Ancient Book of Jokes

December 2015 Niniel Sanders

Laughter has always been popular, and making fun of other people has long been an excellent source of just that.

The oldest existing collection of jokes is a book called Philogelos, which means "the laughter lover", and is believed to have been originally written in the fourth century AD in ancient Greece. To put that into perspective, that is around the same time The Bible was put into the form we know today, weeding out texts that were deemed uncanonical, while keeping the ones that were canonical kept a definitive order.

The original collection has unfortunately been lost, but thanks to copies being made up through time, there are several manuscripts that contain either the entire original collection or parts of it. These manuscripts are all from between the 11th to the 15th centuries AD.

It is not the oldest collection of jokes altogether, however.

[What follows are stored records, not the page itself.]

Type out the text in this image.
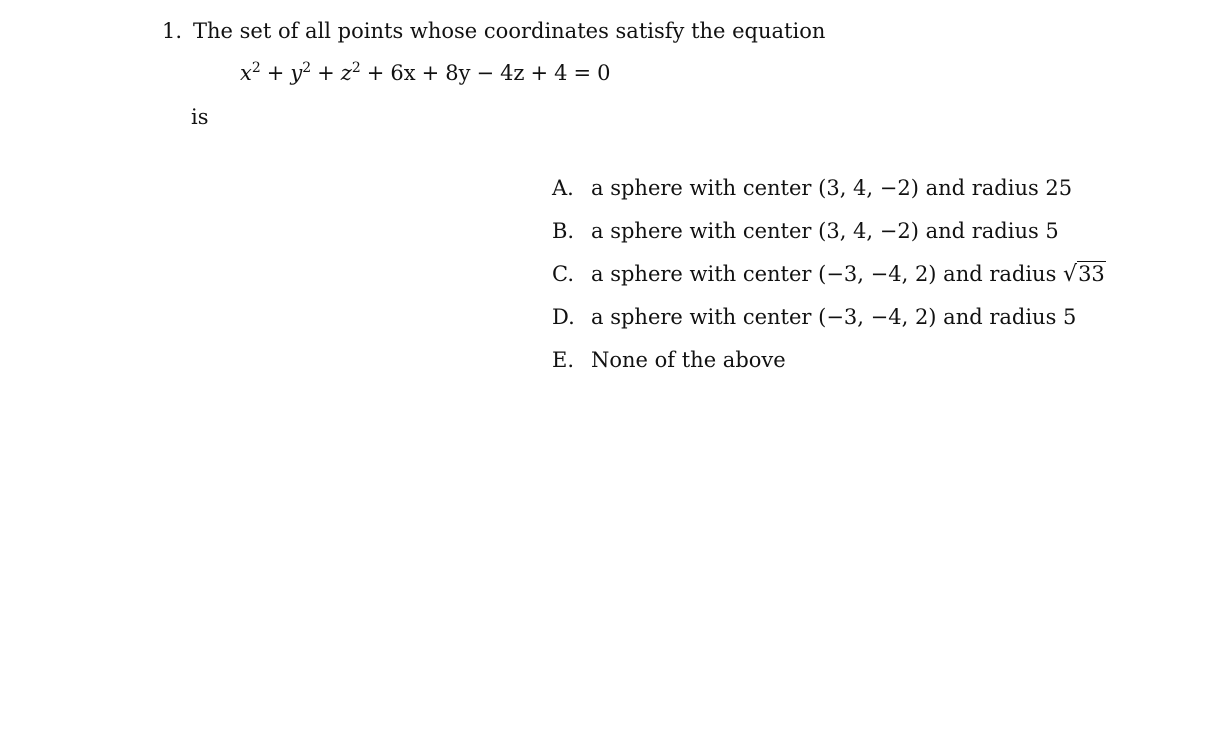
1. The set of all points whose coordinates satisfy the equation
$x^2 + y^2 + z^2 + 6x + 8y - 4z + 4 = 0$
is
A. a sphere with center (3, 4, −2) and radius 25
B. a sphere with center (3, 4, −2) and radius 5
C. a sphere with center (−3, −4, 2) and radius √33
D. a sphere with center (−3, −4, 2) and radius 5
E. None of the above
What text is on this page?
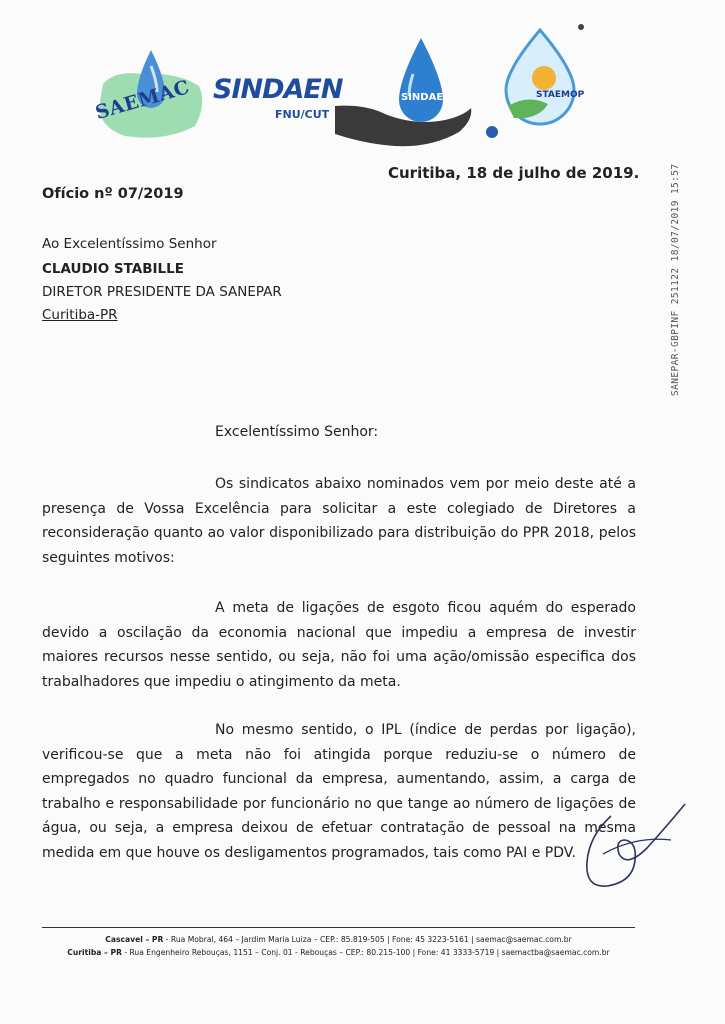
SAEMAC SINDAEN
FNU/CUT
SINDAEL	STAEMOP
Curitiba, 18 de julho de 2019.
Ofício nº 07/2019
Ao Excelentíssimo Senhor
CLAUDIO STABILLE
DIRETOR PRESIDENTE DA SANEPAR
Curitiba-PR	SANEPAR-GBPINF 251122 18/07/2019 15:57
Excelentíssimo Senhor:
Os sindicatos abaixo nominados vem por meio deste até a presença de Vossa Excelência para solicitar a este colegiado de Diretores a reconsideração quanto ao valor disponibilizado para distribuição do PPR 2018, pelos seguintes motivos:
A meta de ligações de esgoto ficou aquém do esperado devido a oscilação da economia nacional que impediu a empresa de investir maiores recursos nesse sentido, ou seja, não foi uma ação/omissão especifica dos trabalhadores que impediu o atingimento da meta.
No mesmo sentido, o IPL (índice de perdas por ligação), verificou-se que a meta não foi atingida porque reduziu-se o número de empregados no quadro funcional da empresa, aumentando, assim, a carga de trabalho e responsabilidade por funcionário no que tange ao número de ligações de água, ou seja, a empresa deixou de efetuar contratação de pessoal na mesma medida em que houve os desligamentos programados, tais como PAI e PDV.
Cascavel – PR - Rua Mobral, 464 – Jardim Maria Luiza – CEP.: 85.819-505 | Fone: 45 3223-5161 | saemac@saemac.com.br
Curitiba – PR - Rua Engenheiro Rebouças, 1151 – Conj. 01 - Rebouças – CEP.: 80.215-100 | Fone: 41 3333-5719 | saemactba@saemac.com.br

It is simply the oldest that has survived until today.

The oldest collection that we know of was commissioned by Philip II of Macedon (382 - 336 BC), the father of Alexander the Great. He paid a social club in Athens to write down jokes that were told by the club's members to create a collection of them, which makes this the oldest collection of jokes we know of, albeit it is now lost.

Philogelos is not just noteworthy due to its age, however, but also because a good number of jokes remain funny even to modern ears. This is notable because our society is clearly very different than the one in which these jokes were first conceived, and usually for jokes to be funny, or even understandable, we require some form of context. Yet a lot of these jokes are still funny without any additional explanation, begging the question of how different things really are after all.

Of course, some of them are completely incomprehensible, and some of them are only funny with some additional explanation, but it is still thought-provoking how many of them are funny by themselves.

This was even tested in 2008, when a British comedian made a show containing these jokes and tested their potential on modern audiences. The show was a great success and confirmed that, indeed, not only did scholars find the material funny, but regular people did, as well.

So what were these jokes? Let's look at a few of them:

An intellectual caught sight of a deep well on his country estate and asked if the water was any good. The farmhands assured him that it was good and that his own parents used to drink from that well. The intellectual expressed his amazement, "How long were their necks, if they could drink from something so deep!"

An intellectual, falling sick, had promised to pay the doctor if he recovered. When his wife nagged at him for drinking wine while he had a fever, he said, "Do you want me to get healthy and be forced to pay the doctor?"

An intellectual came to check in on a friend who was seriously ill. When the man’s wife said that he had ‘departed’, the intellectual replied, "When he arrives back, will you tell him that I stopped by?"

An intellectual had been at a wedding-reception. As he was leaving, he said, "I pray that you two keep getting married so well."

A rude astrologer cast a sick boy's horoscope. After promising the mother that the child had many years ahead of him, he demanded payment. When she said, "Come tomorrow and I'll pay you," he objected, "But what if the boy dies during the night and I lose my fee?"

An incompetent schoolteacher was asked who the mother of Priam was. Not knowing the answer, he said, "It's polite to call her Ma'am."

A man, just back from a trip abroad, went to an incompetent fortune teller. He asked about his family, and the fortune-teller replied, "Everyone is fine, especially your father." When the man objected that his father had been dead for ten years, the reply came, "You have no clue who your real father is."

A glutton betrothed his daughter to another glutton. When asked what he was giving her as a dowry, he replied, "A house whose windows face the bakery."

A man with bad breath asked his wife, "Madame, why do you hate me?" And she said in reply, "Because you love me." Note: In the original Greek text, the word for "love" can mean both "kiss" and "love".

A misogynist stood in the marketplace and announced, "I'm putting my wife up for sale, tax-free!" When people asked him why, he said, "So the authorities will impound her." Note: At the time, authorities could confiscate goods sold without tax having been paid.

A misogynist paid his last respects at the tomb of his dead wife. When someone asked him, "Who has gone to rest?," he replied, "Me, now that I'm alone."

An intellectual on a sea voyage, when there was a big storm and his slaves were weeping, said, “Don’t cry. I’ve set you all free in my will.”